John Edgar Platt: Master of the Colour Woodblock

Hilary Chapman

  • First in-depth study of Platt’s prints
  • Fully illustrated in colour including variant states of some prints
  • New essays by Hilary Chapman an authority on both the career of Platt and on Japanese woodblock printing

John Edgar Platt was one of the leading lights of 1920s and 1930s printmaking. This is the first book to consider his place in British 20th century printmaking and investigate the influence of Japanese woodblock printing on the output of Platt and his contemporaries. It features colour illustrations of all his printed work and two essays by print expert Hilary Chapman.

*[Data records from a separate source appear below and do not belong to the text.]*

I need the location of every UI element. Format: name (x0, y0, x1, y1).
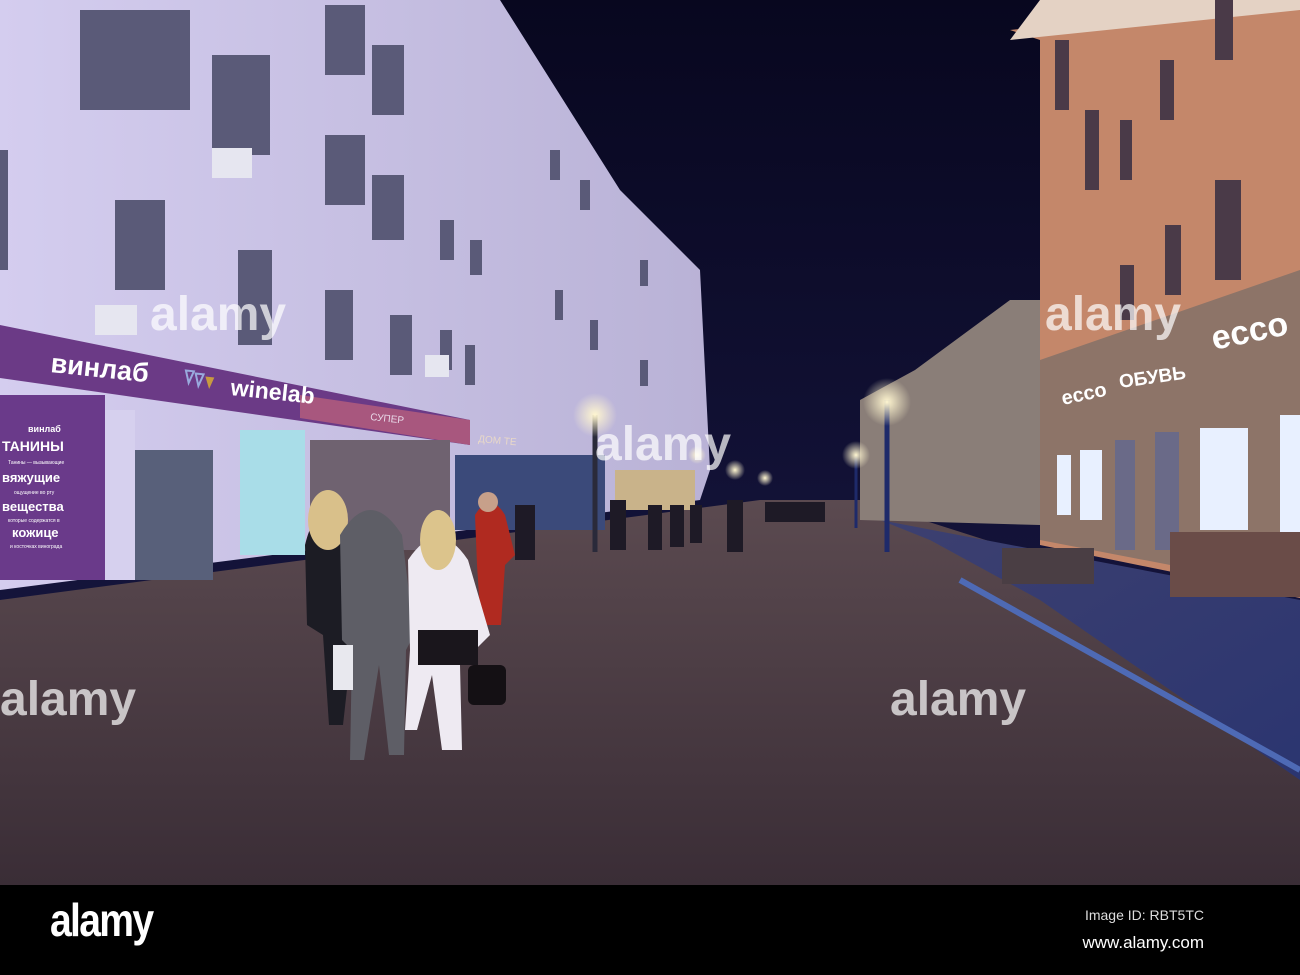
poster-line: ощущение во рту (14, 490, 55, 496)
watermark: alamy (595, 418, 731, 471)
shop-door[interactable] (135, 450, 213, 580)
poster-line: и косточках винограда (10, 544, 62, 550)
poster-line: которые содержатся в (8, 518, 60, 524)
air-conditioner (425, 355, 449, 377)
handbag (468, 665, 506, 705)
alamy-logo[interactable]: alamy (50, 893, 154, 947)
poster-line: кожице (12, 525, 59, 540)
tannins-poster (0, 395, 105, 580)
poster-line: вяжущие (2, 470, 60, 485)
air-conditioner (212, 148, 252, 178)
watermark: alamy (1045, 288, 1181, 341)
pillar (105, 410, 135, 580)
watermark: alamy (0, 673, 136, 726)
alamy-url[interactable]: www.alamy.com (1082, 933, 1204, 953)
shop-door[interactable] (1115, 440, 1135, 550)
poster-line: Танины — вызывающие (8, 460, 64, 466)
image-id: Image ID: RBT5TC (1084, 907, 1204, 923)
air-conditioner (95, 305, 137, 335)
planter (1002, 548, 1094, 584)
photo-frame: винлаб winelab СУПЕР ДОМ ТЕ винлаб ТАНИН… (0, 0, 1300, 975)
poster-brand: винлаб (28, 424, 61, 434)
poster-line: ТАНИНЫ (2, 438, 64, 454)
shopping-bag (333, 645, 353, 690)
poster-line: вещества (2, 499, 64, 514)
footer-bar: alamy Image ID: RBT5TC www.alamy.com (0, 885, 1300, 975)
brick-base (1170, 532, 1300, 597)
watermark: alamy (890, 673, 1026, 726)
night-street-photo: винлаб winelab СУПЕР ДОМ ТЕ винлаб ТАНИН… (0, 0, 1300, 885)
watermark: alamy (150, 288, 286, 341)
shop-windows (615, 470, 695, 510)
shop-window (240, 430, 305, 555)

A master of the colour woodblock print in the Japanese style, Platt combined eastern technique with a western design sensibility. His use of bold colour inspired one critic to praise the ‘gamut of singing hues’ found in his prints. Fellow colour woodblock artist Allen Seaby acknowledged that ‘There is no doubt that in your hands the wood print has been raised far above its former status’.

The fusion of traditional European subject matter with the Japanese woodblock method enabled Platt to create some of the most original images in British printmaking. He found subjects to inspire him among the harbours and fishing boats of Cornwall and Devon and in warmer climes at St Tropez. During the 1930s he adopted a spare style based on blocks of flat colour to create strikingly modern works including Horse (1934), Lapwings (1936) and his masterpiece the triptych The Plough (1937).

 

About the author
Hilary Chapman is an art historian and a print dealer specialising in early twentieth-century British prints.  She has published catalogues and monographs on printmakers of this period and exhibited and promoted these artists at the Gallery she ran in Fulham, London for many years. She has contributed regularly to journals such Print Quarterly and Printmaking Today and her most recent publication is a catalogue raisonné of the colour woodcuts of the Japanese artist Yoshijiro Urushibara, who inspired the development of the technique in Britain.